Bonnie has had some troubles back home in Chicago, and even though she is a talented basketball star, gang associations and her loyalty to a troubled friend has put her on track to fall through the cracks. Lou and Renee want her to succeed — but Bonnie has different plans. She wants to be a cop and tearfully tells Lou her dream after Lou scolds her for having a gun at school. When Bonnie tells him she took the gun from another girl to protect a friend, and then took it to the police station and turned it in — he sees that she is serious about her life and beyond loyal to those she loves.

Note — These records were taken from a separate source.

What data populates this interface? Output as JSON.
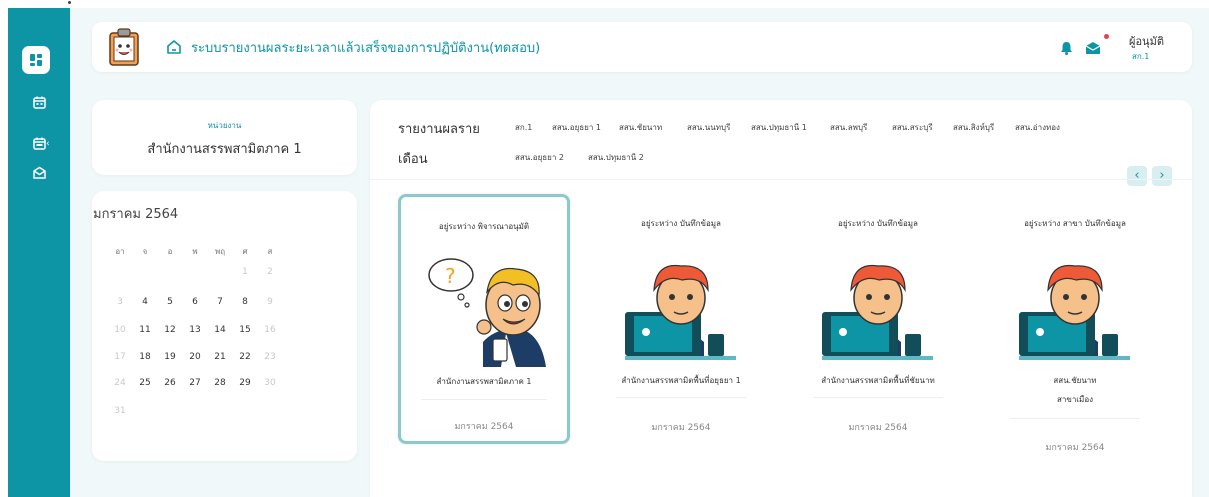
{
  "header": {
    "title": "ระบบรายงานผลระยะเวลาแล้วเสร็จของการปฏิบัติงาน(ทดสอบ)",
    "user_name": "ผู้อนุมัติ",
    "user_role": "สก.1"
  },
  "org": {
    "label": "หน่วยงาน",
    "name": "สำนักงานสรรพสามิตภาค 1"
  },
  "calendar": {
    "title": "มกราคม 2564",
    "weekdays": [
      "อา",
      "จ",
      "อ",
      "พ",
      "พฤ",
      "ศ",
      "ส"
    ],
    "weeks": [
      [
        "",
        "",
        "",
        "",
        "",
        "1",
        "2"
      ],
      [
        "3",
        "4",
        "5",
        "6",
        "7",
        "8",
        "9"
      ],
      [
        "10",
        "11",
        "12",
        "13",
        "14",
        "15",
        "16"
      ],
      [
        "17",
        "18",
        "19",
        "20",
        "21",
        "22",
        "23"
      ],
      [
        "24",
        "25",
        "26",
        "27",
        "28",
        "29",
        "30"
      ],
      [
        "31",
        "",
        "",
        "",
        "",
        "",
        ""
      ]
    ]
  },
  "report": {
    "title_line1": "รายงานผลราย",
    "title_line2": "เดือน",
    "filters_row1": [
      "สก.1",
      "สสน.อยุธยา 1",
      "สสน.ชัยนาท",
      "สสน.นนทบุรี",
      "สสน.ปทุมธานี 1",
      "สสน.ลพบุรี",
      "สสน.สระบุรี",
      "สสน.สิงห์บุรี",
      "สสน.อ่างทอง"
    ],
    "filters_row2": [
      "สสน.อยุธยา 2",
      "สสน.ปทุมธานี 2"
    ],
    "prev": "‹",
    "next": "›"
  },
  "tiles": [
    {
      "status": "อยู่ระหว่าง พิจารณาอนุมัติ",
      "org": "สำนักงานสรรพสามิตภาค 1",
      "org2": "",
      "date": "มกราคม 2564",
      "image": "thinking-man"
    },
    {
      "status": "อยู่ระหว่าง บันทึกข้อมูล",
      "org": "สำนักงานสรรพสามิตพื้นที่อยุธยา 1",
      "org2": "",
      "date": "มกราคม 2564",
      "image": "man-laptop"
    },
    {
      "status": "อยู่ระหว่าง บันทึกข้อมูล",
      "org": "สำนักงานสรรพสามิตพื้นที่ชัยนาท",
      "org2": "",
      "date": "มกราคม 2564",
      "image": "man-laptop"
    },
    {
      "status": "อยู่ระหว่าง สาขา บันทึกข้อมูล",
      "org": "สสน.ชัยนาท",
      "org2": "สาขาเมือง",
      "date": "มกราคม 2564",
      "image": "man-laptop"
    }
  ],
  "colors": {
    "accent": "#0d95a6",
    "background": "#f1f8f9",
    "notification": "#e8414c"
  }
}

The scenes between McBride and Holloway were heartfelt and emotional enough to tug on our heartstrings without being overwrought or melodramatic. The backstory to why Bonnie wanted to be a cop — after Lou took her home after her mother overdosed in front of her at five-years-old — was heartbreaking, but it also solidified McBride’s strength as both an actor and a writer.

SHIFTING SANDS

Sand in Hawaii is pretty ubiquitous, and the idea of shifting sand is a many-layered metaphor for Hawaiians. It can mean both good and bad, as it connotes change and movement. For McGarrett, as he continues to deal with the repercussions of his mother’s death, as well as all of his emotions surrounding her loss, it seems as if he will rely on work and his friends to help him continue to move forward.

As the episode ends with McGarrett finally talking to Danno, telling him “I just miss her, Danny,” as an assassin enters the hospital room of Wes Cullen’s fixer, Sam Bishop, we can see there are more changes on the horizon. Killing Bishop ends yet another possibility of Five-0 getting the answers they need to solve the conspiracy that Cullen predicted. And it tells us that the sand is still shifting, no matter how resolved McGarrett is to find the answers.